The Durable Function Tree - Part 2

In part 1 we covered how durable function trees work mechanically and the importance of function suspension. Now let's zoom out and consider where they fit in broader system architecture, and ask what durable execution actually provides us.

Function Trees and Responsibility Boundaries

Durable function trees are great, but they aren’t the only kid in town. In fact, they’re like the new kid on the block, trying to prove themselves against other more established kids.
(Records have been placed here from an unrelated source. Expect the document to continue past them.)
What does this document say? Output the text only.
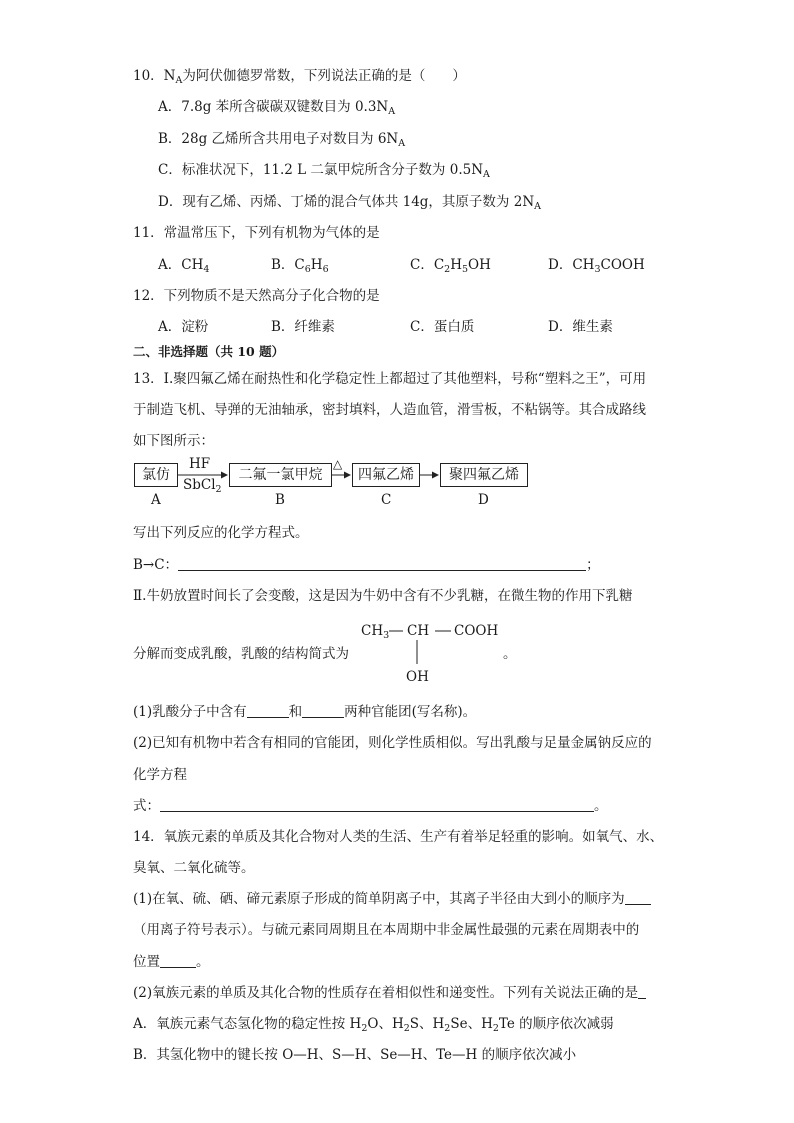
10．$N_A$为阿伏伽德罗常数，下列说法正确的是（　　）
A．7.8g 苯所含碳碳双键数目为 $0.3N_A$
B．28g 乙烯所含共用电子对数目为 $6N_A$
C．标准状况下，11.2 L 二氯甲烷所含分子数为 $0.5N_A$
D．现有乙烯、丙烯、丁烯的混合气体共 14g，其原子数为 $2N_A$
11．常温常压下，下列有机物为气体的是
A．$CH_4$	B．$C_6H_6$	C．$C_2H_5OH$	D．$CH_3COOH$
12．下列物质不是天然高分子化合物的是
A．淀粉	B．纤维素	C．蛋白质	D．维生素
二、非选择题（共 10 题）
13．Ⅰ.聚四氟乙烯在耐热性和化学稳定性上都超过了其他塑料，号称“塑料之王”，可用
于制造飞机、导弹的无油轴承，密封填料，人造血管，滑雪板，不粘锅等。其合成路线
如下图所示：
氯仿	二氟一氯甲烷	四氟乙烯	聚四氟乙烯
HF
SbCl$_2$
△
A	B	C	D
写出下列反应的化学方程式。
B→C：	；
Ⅱ.牛奶放置时间长了会变酸，这是因为牛奶中含有不少乳糖，在微生物的作用下乳糖
分解而变成乳酸，乳酸的结构简式为	。
$CH_3$ CH COOH
OH
(1)乳酸分子中含有	和	两种官能团(写名称)。
(2)已知有机物中若含有相同的官能团，则化学性质相似。写出乳酸与足量金属钠反应的
化学方程
式：	。
14．氧族元素的单质及其化合物对人类的生活、生产有着举足轻重的影响。如氧气、水、
臭氧、二氧化硫等。
(1)在氧、硫、硒、碲元素原子形成的简单阴离子中，其离子半径由大到小的顺序为
（用离子符号表示）。与硫元素同周期且在本周期中非金属性最强的元素在周期表中的
位置	。
(2)氧族元素的单质及其化合物的性质存在着相似性和递变性。下列有关说法正确的是
A．氧族元素气态氢化物的稳定性按 $H_2O$、$H_2S$、$H_2Se$、$H_2Te$ 的顺序依次减弱
B．其氢化物中的键长按 O—H、S—H、Se—H、Te—H 的顺序依次减小
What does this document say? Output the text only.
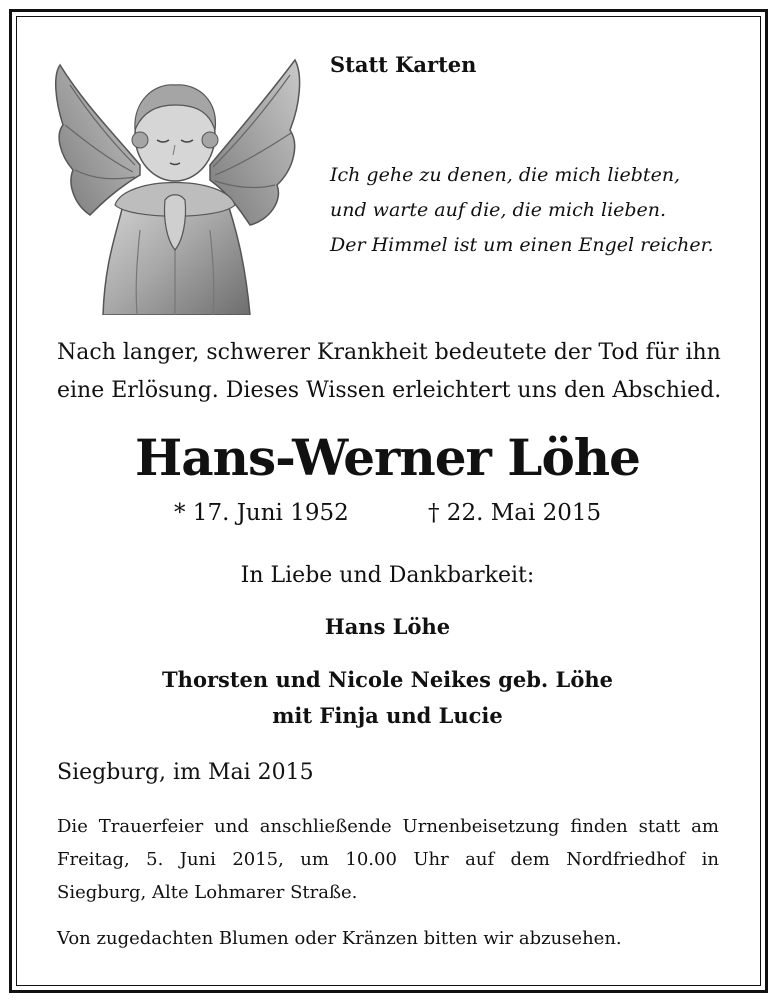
Statt Karten
Ich gehe zu denen, die mich liebten,
und warte auf die, die mich lieben.
Der Himmel ist um einen Engel reicher.
Nach langer, schwerer Krankheit bedeutete der Tod für ihn
eine Erlösung. Dieses Wissen erleichtert uns den Abschied.
Hans-Werner Löhe
* 17. Juni 1952	† 22. Mai 2015
In Liebe und Dankbarkeit:
Hans Löhe
Thorsten und Nicole Neikes geb. Löhe
mit Finja und Lucie
Siegburg, im Mai 2015
Die Trauerfeier und anschließende Urnenbeisetzung finden statt am
Freitag, 5. Juni 2015, um 10.00 Uhr auf dem Nordfriedhof in
Siegburg, Alte Lohmarer Straße.
Von zugedachten Blumen oder Kränzen bitten wir abzusehen.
Earlier this year I wrote Coordinated Progress, a conceptual model exploring how event-driven architecture, stream processing, microservices and durable execution fit into architecture, within the context of multi-step business processes, aka, workflows. I also wrote about responsibility boundaries, exploring how multi-step work is made reliable inside and across boundaries. I’ll revisit that now, with this function tree model in mind.

In these works I described how reliable triggers not only initiate work but also establish responsibility boundaries. A reliable trigger could be a message in a queue or a function backed by a durable execution engine. The reliable trigger ensures that the work is retriggered should it fail.

Fig 1. A tree of work kicked off by a root reliable trigger, for example a queue message kicks off a consumer that executes a tree of synchronous HTTP calls. Should any downstream nodes fail (despite in situ retries), the whole tree must be re-executed from the top.

Where a reliable trigger exists, a new boundary is created, one where that trigger becomes responsible for ensuring the eventual execution of the sub-graph of work downstream of it. A tree of work can be arbitrarily split up into different responsibility boundaries based on the reliable triggers that are planted.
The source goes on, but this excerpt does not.